A time to shout and a time to whisper
Karl Barth famously proclaimed that ministers should preach with the newspaper in one hand and the Bible in the other. Cathleen Kaveny’s book speaks to an issue snatched from today’s headlines: the easy resort to uncompromising political denunciation by office seekers and social media. As for the Bible, the long arc of her argument suggests an alternative subtitle: From Jeremiah to Jonah.
Kaveny is not a preacher; she teaches law and theology at Boston College. As befits its title, her text is a judicious assessment of the philosophy, history, and practice of what Matthew Arnold called the rhetoric of “fire and strength.” A term of art for such speech is jeremiad, named in honor of the gloomy prophet. Kaveny believes the jeremiad can be a proper tool in public debate, but, using her governing metaphor, it is chemotherapy for the body politic. Prophecy can cure, but, wrongly used, it can destroy the very body it aims to save. Her title captures her message: “prophecy without contempt.”

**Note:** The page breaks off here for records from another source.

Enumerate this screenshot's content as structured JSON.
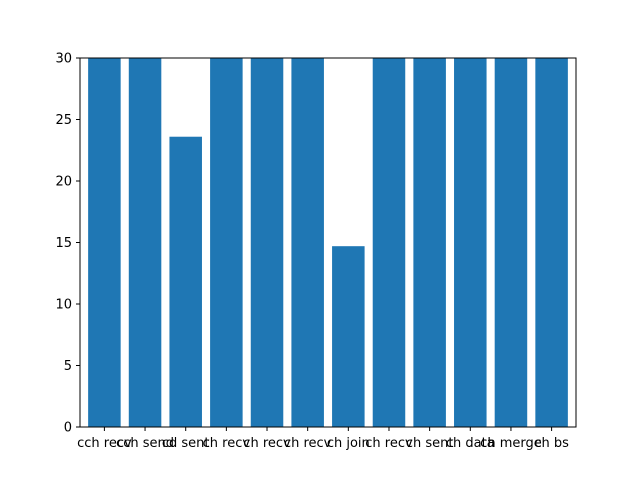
{
  "chart_data": {
    "type": "bar",
    "categories": [
      "cch recv",
      "cch send",
      "cd sent",
      "ch recv",
      "ch recv",
      "ch recv",
      "ch join",
      "ch recv",
      "ch sent",
      "ch data",
      "ch merge",
      "ch bs"
    ],
    "values": [
      30,
      30,
      23.6,
      30,
      30,
      30,
      14.7,
      30,
      30,
      30,
      30,
      30
    ],
    "ylim": [
      0,
      30
    ],
    "yticks": [
      0,
      5,
      10,
      15,
      20,
      25,
      30
    ],
    "bar_color": "#1f77b4",
    "grid": false,
    "title": "",
    "xlabel": "",
    "ylabel": ""
  }
}
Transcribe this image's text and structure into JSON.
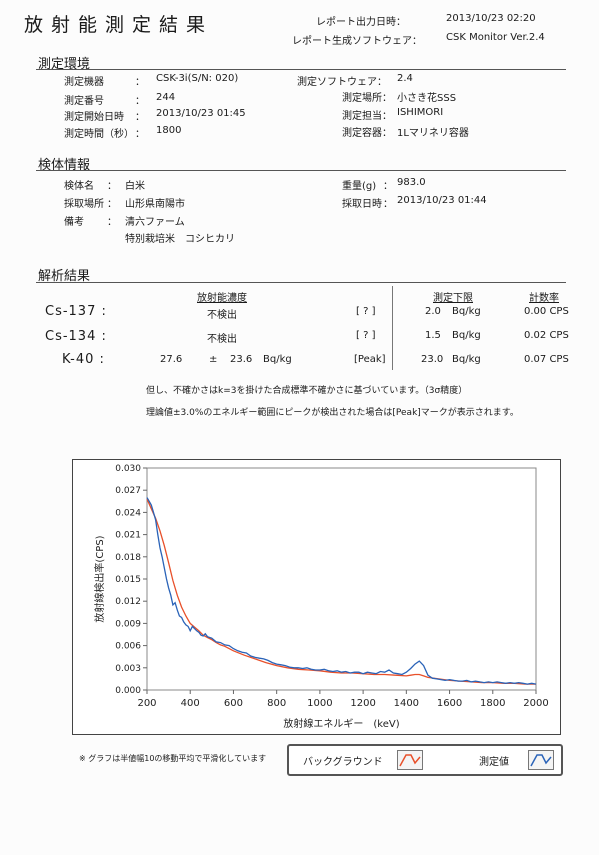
{
  "header": {
    "title": "放射能測定結果",
    "output_label": "レポート出力日時：",
    "output_value": "2013/10/23 02:20",
    "software_label": "レポート生成ソフトウェア：",
    "software_value": "CSK Monitor Ver.2.4"
  },
  "env": {
    "heading": "測定環境",
    "device_label": "測定機器",
    "colon": "：",
    "device_value": "CSK-3i(S/N: 020)",
    "number_label": "測定番号",
    "number_value": "244",
    "start_label": "測定開始日時",
    "start_value": "2013/10/23 01:45",
    "time_label": "測定時間（秒）",
    "time_value": "1800",
    "software_label": "測定ソフトウェア：",
    "software_value": "2.4",
    "place_label": "測定場所：",
    "place_value": "小さき花SSS",
    "person_label": "測定担当：",
    "person_value": "ISHIMORI",
    "container_label": "測定容器：",
    "container_value": "1Lマリネリ容器"
  },
  "sample": {
    "heading": "検体情報",
    "name_label": "検体名",
    "name_value": "白米",
    "loc_label": "採取場所",
    "loc_value": "山形県南陽市",
    "note_label": "備考",
    "note_line1": "清六ファーム",
    "note_line2": "特別栽培米　コシヒカリ",
    "weight_label": "重量(g)",
    "weight_value": "983.0",
    "date_label": "採取日時",
    "date_value": "2013/10/23 01:44"
  },
  "analysis": {
    "heading": "解析結果",
    "col_conc": "放射能濃度",
    "col_limit": "測定下限",
    "col_rate": "計数率",
    "rows": [
      {
        "nuclide": "Cs-137 :",
        "conc": "不検出",
        "flag": "[ ? ]",
        "limit": "2.0",
        "unit": "Bq/kg",
        "rate": "0.00 CPS"
      },
      {
        "nuclide": "Cs-134 :",
        "conc": "不検出",
        "flag": "[ ? ]",
        "limit": "1.5",
        "unit": "Bq/kg",
        "rate": "0.02 CPS"
      },
      {
        "nuclide": "K-40 :",
        "val": "27.6",
        "pm": "±",
        "err": "23.6",
        "vunit": "Bq/kg",
        "flag": "[Peak]",
        "limit": "23.0",
        "unit": "Bq/kg",
        "rate": "0.07 CPS"
      }
    ],
    "note1": "但し、不確かさはk=3を掛けた合成標準不確かさに基づいています。（3σ精度）",
    "note2": "理論値±3.0%のエネルギー範囲にピークが検出された場合は[Peak]マークが表示されます。"
  },
  "footnote": "※ グラフは半値幅10の移動平均で平滑化しています",
  "legend": {
    "background": "バックグラウンド",
    "measured": "測定値"
  },
  "colors": {
    "background": "#e8502a",
    "measured": "#2a63b8"
  },
  "chart_data": {
    "type": "line",
    "xlabel": "放射線エネルギー　(keV)",
    "ylabel": "放射線検出率(CPS)",
    "xlim": [
      200,
      2000
    ],
    "ylim": [
      0,
      0.03
    ],
    "xticks": [
      "200",
      "400",
      "600",
      "800",
      "1000",
      "1200",
      "1400",
      "1600",
      "1800",
      "2000"
    ],
    "yticks": [
      "0.000",
      "0.003",
      "0.006",
      "0.009",
      "0.012",
      "0.015",
      "0.018",
      "0.021",
      "0.024",
      "0.027",
      "0.030"
    ],
    "series": [
      {
        "name": "バックグラウンド",
        "x": [
          200,
          220,
          240,
          260,
          280,
          300,
          320,
          340,
          360,
          380,
          400,
          420,
          440,
          460,
          480,
          500,
          520,
          540,
          560,
          580,
          600,
          650,
          700,
          750,
          800,
          850,
          900,
          950,
          1000,
          1050,
          1100,
          1150,
          1200,
          1250,
          1300,
          1350,
          1400,
          1420,
          1440,
          1460,
          1480,
          1500,
          1550,
          1600,
          1650,
          1700,
          1750,
          1800,
          1850,
          1900,
          1950,
          2000
        ],
        "y": [
          0.0258,
          0.0245,
          0.0232,
          0.0215,
          0.0195,
          0.0172,
          0.0148,
          0.0128,
          0.0112,
          0.01,
          0.009,
          0.0085,
          0.008,
          0.0074,
          0.0071,
          0.0068,
          0.0064,
          0.0061,
          0.0059,
          0.0056,
          0.0053,
          0.0047,
          0.0042,
          0.0037,
          0.0033,
          0.003,
          0.0028,
          0.0027,
          0.0026,
          0.0024,
          0.0023,
          0.0023,
          0.0022,
          0.0021,
          0.0021,
          0.002,
          0.0019,
          0.002,
          0.0021,
          0.0021,
          0.0019,
          0.0017,
          0.0015,
          0.0013,
          0.0012,
          0.0011,
          0.001,
          0.001,
          0.0009,
          0.0009,
          0.0008,
          0.0008
        ]
      },
      {
        "name": "測定値",
        "x": [
          200,
          210,
          220,
          230,
          240,
          250,
          260,
          270,
          280,
          290,
          300,
          310,
          320,
          330,
          340,
          350,
          360,
          370,
          380,
          390,
          400,
          410,
          420,
          430,
          440,
          450,
          460,
          470,
          480,
          490,
          500,
          520,
          540,
          560,
          580,
          600,
          620,
          640,
          660,
          680,
          700,
          720,
          740,
          760,
          780,
          800,
          820,
          840,
          860,
          880,
          900,
          920,
          940,
          960,
          980,
          1000,
          1020,
          1040,
          1060,
          1080,
          1100,
          1120,
          1140,
          1160,
          1180,
          1200,
          1220,
          1240,
          1260,
          1280,
          1300,
          1320,
          1340,
          1360,
          1380,
          1400,
          1420,
          1440,
          1460,
          1480,
          1500,
          1520,
          1540,
          1560,
          1580,
          1600,
          1620,
          1640,
          1660,
          1680,
          1700,
          1720,
          1740,
          1760,
          1780,
          1800,
          1820,
          1840,
          1860,
          1880,
          1900,
          1920,
          1940,
          1960,
          1980,
          2000
        ],
        "y": [
          0.026,
          0.0255,
          0.025,
          0.024,
          0.023,
          0.021,
          0.0192,
          0.018,
          0.0165,
          0.015,
          0.0138,
          0.0128,
          0.0115,
          0.0118,
          0.0108,
          0.01,
          0.0098,
          0.0092,
          0.0088,
          0.0086,
          0.008,
          0.0086,
          0.0083,
          0.008,
          0.0078,
          0.0074,
          0.0073,
          0.0076,
          0.0072,
          0.0071,
          0.007,
          0.0065,
          0.0064,
          0.0061,
          0.006,
          0.0056,
          0.0053,
          0.0051,
          0.005,
          0.0046,
          0.0044,
          0.0043,
          0.0042,
          0.004,
          0.0037,
          0.0035,
          0.0034,
          0.0033,
          0.0031,
          0.003,
          0.003,
          0.0029,
          0.003,
          0.0028,
          0.0027,
          0.0027,
          0.0028,
          0.0026,
          0.0025,
          0.0026,
          0.0024,
          0.0025,
          0.0023,
          0.0024,
          0.0024,
          0.0022,
          0.0024,
          0.0023,
          0.0022,
          0.0025,
          0.0024,
          0.0027,
          0.0023,
          0.0022,
          0.0021,
          0.0024,
          0.0029,
          0.0035,
          0.0039,
          0.0033,
          0.002,
          0.0016,
          0.0015,
          0.0014,
          0.0013,
          0.0014,
          0.0013,
          0.0012,
          0.0012,
          0.0013,
          0.0011,
          0.0012,
          0.0011,
          0.001,
          0.0011,
          0.001,
          0.0011,
          0.001,
          0.0009,
          0.001,
          0.0009,
          0.001,
          0.0009,
          0.0008,
          0.0009,
          0.0008
        ]
      }
    ],
    "grid": false,
    "legend": "bottom-right"
  }
}
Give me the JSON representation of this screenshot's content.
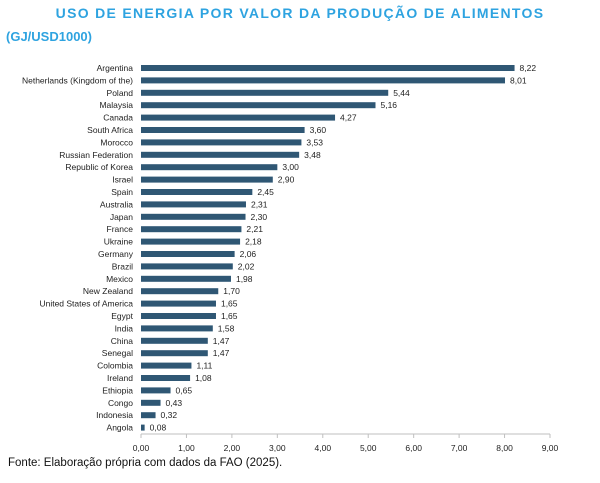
{
  "header": {
    "title": "USO DE ENERGIA POR VALOR DA PRODUÇÃO DE ALIMENTOS",
    "subtitle": "(GJ/USD1000)"
  },
  "footer": {
    "source": "Fonte: Elaboração própria com dados da FAO (2025)."
  },
  "colors": {
    "bar": "#2f5774",
    "title": "#2ea3e0"
  },
  "chart_data": {
    "type": "bar",
    "orientation": "horizontal",
    "title": "USO DE ENERGIA POR VALOR DA PRODUÇÃO DE ALIMENTOS",
    "subtitle": "(GJ/USD1000)",
    "xlim": [
      0,
      9
    ],
    "xticks": [
      "0,00",
      "1,00",
      "2,00",
      "3,00",
      "4,00",
      "5,00",
      "6,00",
      "7,00",
      "8,00",
      "9,00"
    ],
    "grid": false,
    "categories": [
      "Argentina",
      "Netherlands (Kingdom of the)",
      "Poland",
      "Malaysia",
      "Canada",
      "South Africa",
      "Morocco",
      "Russian Federation",
      "Republic of Korea",
      "Israel",
      "Spain",
      "Australia",
      "Japan",
      "France",
      "Ukraine",
      "Germany",
      "Brazil",
      "Mexico",
      "New Zealand",
      "United States of America",
      "Egypt",
      "India",
      "China",
      "Senegal",
      "Colombia",
      "Ireland",
      "Ethiopia",
      "Congo",
      "Indonesia",
      "Angola"
    ],
    "values": [
      8.22,
      8.01,
      5.44,
      5.16,
      4.27,
      3.6,
      3.53,
      3.48,
      3.0,
      2.9,
      2.45,
      2.31,
      2.3,
      2.21,
      2.18,
      2.06,
      2.02,
      1.98,
      1.7,
      1.65,
      1.65,
      1.58,
      1.47,
      1.47,
      1.11,
      1.08,
      0.65,
      0.43,
      0.32,
      0.08
    ],
    "value_labels": [
      "8,22",
      "8,01",
      "5,44",
      "5,16",
      "4,27",
      "3,60",
      "3,53",
      "3,48",
      "3,00",
      "2,90",
      "2,45",
      "2,31",
      "2,30",
      "2,21",
      "2,18",
      "2,06",
      "2,02",
      "1,98",
      "1,70",
      "1,65",
      "1,65",
      "1,58",
      "1,47",
      "1,47",
      "1,11",
      "1,08",
      "0,65",
      "0,43",
      "0,32",
      "0,08"
    ]
  }
}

In this lengthy book, four different perspectives on political discourse are given extensive analysis: the philosophical approach, an historical account of the use of the jeremiad in Puritan New England, an analysis of the political polemic in the 2004 presidential contest, and the author’s recommendations for when prophecy is legitimate in the public square. A coda covering Lincoln’s second inaugural address and the book of Jonah offers an ultimate caution for anyone who would take up the prophetic mantle.